Swiss online banking pioneer Swissquote achieved record revenue and net profit in the first half of 2025. According to FX News Group, the company reported CHF 358.2 million (US$445 million) in revenue for H1 2025, up 4 % from the second half of 2024, while net profit reached CHF 158.2 million (US$196 million), a 6 % increase. The performance marked the sixth consecutive half‑year period of record results. Trading income surged 46.4 % year‑over‑year, buoyed by higher foreign‑currency‑denominated activity and stronger crypto revenues (CHF 43.1 million, up 22.7 %). Net interest income remained stable as customer deposits grew, but eForex income declined 11.3 % due to higher margin requirements amid volatile markets. The firm continued to invest aggressively; expenses jumped 17.9 % to CHF 173.5 million as Swissquote added 50 technology staff and expanded international operations. Nevertheless, pre‑tax profit still set a record at CHF 185.2 million.

Swissquote’s growth stems in part from rapid client acquisition. By mid‑2025, the bank managed over 708,000 accounts, having added more than 58,000 new customers in six months. Client assets climbed to CHF 80.4 billion, thanks to CHF 5.2 billion in net new money. Monthly client trading volumes averaged US$105 billion, slightly below 2H‑2024 levels but still robust. Crypto volumes decreased from the previous half, though crypto trading still contributed a noteworthy 12 % of revenue. CEO Marc Bürki indicated that investments in artificial intelligence and platform scalability will support further growth.
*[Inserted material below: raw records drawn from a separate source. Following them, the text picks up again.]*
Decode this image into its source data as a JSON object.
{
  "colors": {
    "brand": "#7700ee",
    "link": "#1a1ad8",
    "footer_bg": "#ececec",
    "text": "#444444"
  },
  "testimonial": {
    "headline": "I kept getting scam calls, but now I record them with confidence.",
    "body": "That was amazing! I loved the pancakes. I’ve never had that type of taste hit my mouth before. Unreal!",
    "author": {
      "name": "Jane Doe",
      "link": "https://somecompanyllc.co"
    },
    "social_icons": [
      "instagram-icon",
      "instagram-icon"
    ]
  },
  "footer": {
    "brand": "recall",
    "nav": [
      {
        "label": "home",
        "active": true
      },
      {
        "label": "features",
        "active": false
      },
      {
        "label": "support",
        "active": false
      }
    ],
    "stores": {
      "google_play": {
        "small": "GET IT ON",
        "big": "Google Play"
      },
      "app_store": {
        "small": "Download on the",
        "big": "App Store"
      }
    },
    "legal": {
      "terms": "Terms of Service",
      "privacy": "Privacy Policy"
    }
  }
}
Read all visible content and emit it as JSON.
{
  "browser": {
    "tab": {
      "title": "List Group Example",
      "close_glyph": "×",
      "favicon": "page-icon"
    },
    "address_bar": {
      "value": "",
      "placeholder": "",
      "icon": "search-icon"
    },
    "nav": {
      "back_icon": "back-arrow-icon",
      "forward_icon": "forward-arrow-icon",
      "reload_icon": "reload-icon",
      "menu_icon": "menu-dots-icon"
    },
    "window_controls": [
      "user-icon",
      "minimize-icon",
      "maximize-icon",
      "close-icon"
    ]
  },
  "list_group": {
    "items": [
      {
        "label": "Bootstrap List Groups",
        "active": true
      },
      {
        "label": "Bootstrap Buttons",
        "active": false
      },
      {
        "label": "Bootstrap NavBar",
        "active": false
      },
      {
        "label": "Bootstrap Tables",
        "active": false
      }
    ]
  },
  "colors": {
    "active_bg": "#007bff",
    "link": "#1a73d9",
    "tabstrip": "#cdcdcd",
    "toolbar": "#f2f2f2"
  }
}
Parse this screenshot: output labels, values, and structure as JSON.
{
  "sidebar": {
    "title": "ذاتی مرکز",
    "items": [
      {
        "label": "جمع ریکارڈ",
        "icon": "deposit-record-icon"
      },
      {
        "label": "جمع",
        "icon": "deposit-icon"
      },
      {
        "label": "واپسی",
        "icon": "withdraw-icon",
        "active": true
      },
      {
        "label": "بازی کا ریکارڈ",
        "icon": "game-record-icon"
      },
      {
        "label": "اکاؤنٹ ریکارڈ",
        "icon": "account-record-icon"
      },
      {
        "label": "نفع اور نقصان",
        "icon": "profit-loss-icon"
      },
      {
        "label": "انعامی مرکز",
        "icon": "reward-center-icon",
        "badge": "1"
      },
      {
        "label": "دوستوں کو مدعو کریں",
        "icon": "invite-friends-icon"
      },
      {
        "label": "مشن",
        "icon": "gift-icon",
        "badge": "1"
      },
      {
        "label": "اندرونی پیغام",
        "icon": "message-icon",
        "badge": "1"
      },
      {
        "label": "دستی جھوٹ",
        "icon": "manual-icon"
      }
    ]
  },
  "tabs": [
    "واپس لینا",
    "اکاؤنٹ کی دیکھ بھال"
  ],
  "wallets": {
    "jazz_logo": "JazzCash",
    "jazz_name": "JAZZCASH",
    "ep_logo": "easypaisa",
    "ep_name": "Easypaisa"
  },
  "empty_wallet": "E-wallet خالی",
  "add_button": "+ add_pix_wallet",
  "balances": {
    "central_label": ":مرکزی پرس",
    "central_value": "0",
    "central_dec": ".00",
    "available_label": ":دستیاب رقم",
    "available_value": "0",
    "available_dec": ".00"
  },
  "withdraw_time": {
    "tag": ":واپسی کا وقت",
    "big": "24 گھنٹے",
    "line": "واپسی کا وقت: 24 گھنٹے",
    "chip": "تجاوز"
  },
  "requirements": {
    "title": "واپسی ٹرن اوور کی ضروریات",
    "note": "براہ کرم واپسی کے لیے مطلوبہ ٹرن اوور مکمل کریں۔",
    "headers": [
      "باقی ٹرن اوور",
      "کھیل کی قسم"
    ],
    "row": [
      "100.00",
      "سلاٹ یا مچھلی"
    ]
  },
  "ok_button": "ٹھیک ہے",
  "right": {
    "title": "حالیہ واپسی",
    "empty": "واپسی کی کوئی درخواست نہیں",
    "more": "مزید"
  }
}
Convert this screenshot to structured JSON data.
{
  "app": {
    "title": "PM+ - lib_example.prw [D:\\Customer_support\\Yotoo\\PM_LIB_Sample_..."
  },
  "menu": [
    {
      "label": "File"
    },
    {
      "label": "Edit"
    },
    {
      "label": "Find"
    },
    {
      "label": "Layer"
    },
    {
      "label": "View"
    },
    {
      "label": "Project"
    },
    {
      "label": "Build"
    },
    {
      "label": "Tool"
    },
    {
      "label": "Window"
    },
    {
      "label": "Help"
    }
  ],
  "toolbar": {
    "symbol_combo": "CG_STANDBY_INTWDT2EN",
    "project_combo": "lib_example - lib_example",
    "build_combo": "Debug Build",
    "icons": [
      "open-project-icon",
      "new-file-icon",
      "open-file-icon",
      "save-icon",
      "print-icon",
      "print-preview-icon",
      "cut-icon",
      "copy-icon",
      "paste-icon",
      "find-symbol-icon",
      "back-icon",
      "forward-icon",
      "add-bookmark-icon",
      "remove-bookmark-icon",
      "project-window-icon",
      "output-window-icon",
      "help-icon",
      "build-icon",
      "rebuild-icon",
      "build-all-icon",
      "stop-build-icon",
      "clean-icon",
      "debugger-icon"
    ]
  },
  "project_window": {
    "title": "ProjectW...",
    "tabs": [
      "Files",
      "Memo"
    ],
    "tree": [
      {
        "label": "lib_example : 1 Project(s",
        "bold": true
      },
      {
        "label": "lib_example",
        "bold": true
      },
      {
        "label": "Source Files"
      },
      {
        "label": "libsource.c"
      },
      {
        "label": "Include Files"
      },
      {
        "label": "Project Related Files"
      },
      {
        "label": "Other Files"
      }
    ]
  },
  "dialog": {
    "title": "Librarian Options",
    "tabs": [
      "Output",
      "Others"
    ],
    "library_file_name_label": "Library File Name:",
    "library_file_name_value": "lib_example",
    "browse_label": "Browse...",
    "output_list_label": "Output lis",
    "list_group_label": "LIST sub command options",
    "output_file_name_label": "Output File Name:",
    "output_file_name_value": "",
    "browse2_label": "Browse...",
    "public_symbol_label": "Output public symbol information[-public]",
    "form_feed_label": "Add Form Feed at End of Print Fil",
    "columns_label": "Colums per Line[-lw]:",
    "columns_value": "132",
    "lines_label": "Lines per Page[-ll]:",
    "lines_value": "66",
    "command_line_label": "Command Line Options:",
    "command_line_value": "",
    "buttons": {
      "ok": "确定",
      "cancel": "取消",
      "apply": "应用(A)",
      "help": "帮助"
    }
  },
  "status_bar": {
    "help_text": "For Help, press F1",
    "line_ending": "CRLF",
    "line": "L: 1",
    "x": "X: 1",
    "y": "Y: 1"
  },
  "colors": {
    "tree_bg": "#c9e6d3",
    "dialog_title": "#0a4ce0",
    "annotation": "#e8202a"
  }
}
To sustain this momentum, Swissquote has significantly increased spending on staffing and infrastructure. The H1 results show that the company’s headcount rose to 1,329 full‑time equivalents, including 60 temporary staff to handle seasonal peaks. Payroll and related expenses grew 17.1 %, while marketing costs climbed 22.1 % year-over-year. Additional operating costs and depreciation increased due to higher provision costs and ongoing capital expenditure, highlighting Swissquote’s commitment to building scalable systems. These investments come as the bank fully integrates the Yuh app: in July 2025, Swissquote acquired PostFinance’s stake in Yuh, bringing the total number of client accounts to well over one million. Management now expects net revenues of around CHF 700 million and pre‑tax profit of CHF 365 million for 2025, both surpassing initial guidance. While higher spending may compress margins in the short term, Swissquote believes that investing ahead of growth will enable it to meet rising customer demand and defend its leading position in Switzerland’s competitive digital‑banking arena.

On the executive front, Swissquote appointed Jan De Schepper, its Chief Sales and Marketing Officer, as CEO of Yuh, the bank’s consumer‑facing digital banking app. De Schepper assumed the role after previous CEO Markus Schwab left in August. He will continue to serve as Swissquote’s Chief Sales and Marketing Officer while overseeing Yuh’s product strategy. Swissquote CEO Marc Bürki said the dual role is designed to integrate Yuh more closely with Swissquote’s core trading platform, aligning product roadmaps and branding. Yuh, launched in 2021 as a joint venture with PostFinance, provides banking, investing and crypto services via a mobile app. The bank noted that the app turned profitable in 2024, with account growth of 48 % and profits of CHF 1.7 million.

Swissquote’s management is also responding to changing customer expectations. The company has emphasised expanding its technology teams, experimenting with AI‑driven tools and exploring new asset classes. At the same time, it is ramping up marketing and product integration, evidenced by the Yuh leadership shake‑up. By combining record profitability with strategic hiring and product innovation, Swissquote aims to defend its lead in Switzerland’s competitive digital banking space. The main risks revolve around maintaining momentum in volatile markets and balancing heavy investment with profitability. Still, Swissquote’s consistent earnings growth and proactive leadership changes suggest it is positioning itself to capture further market share as European retail investors increasingly migrate online.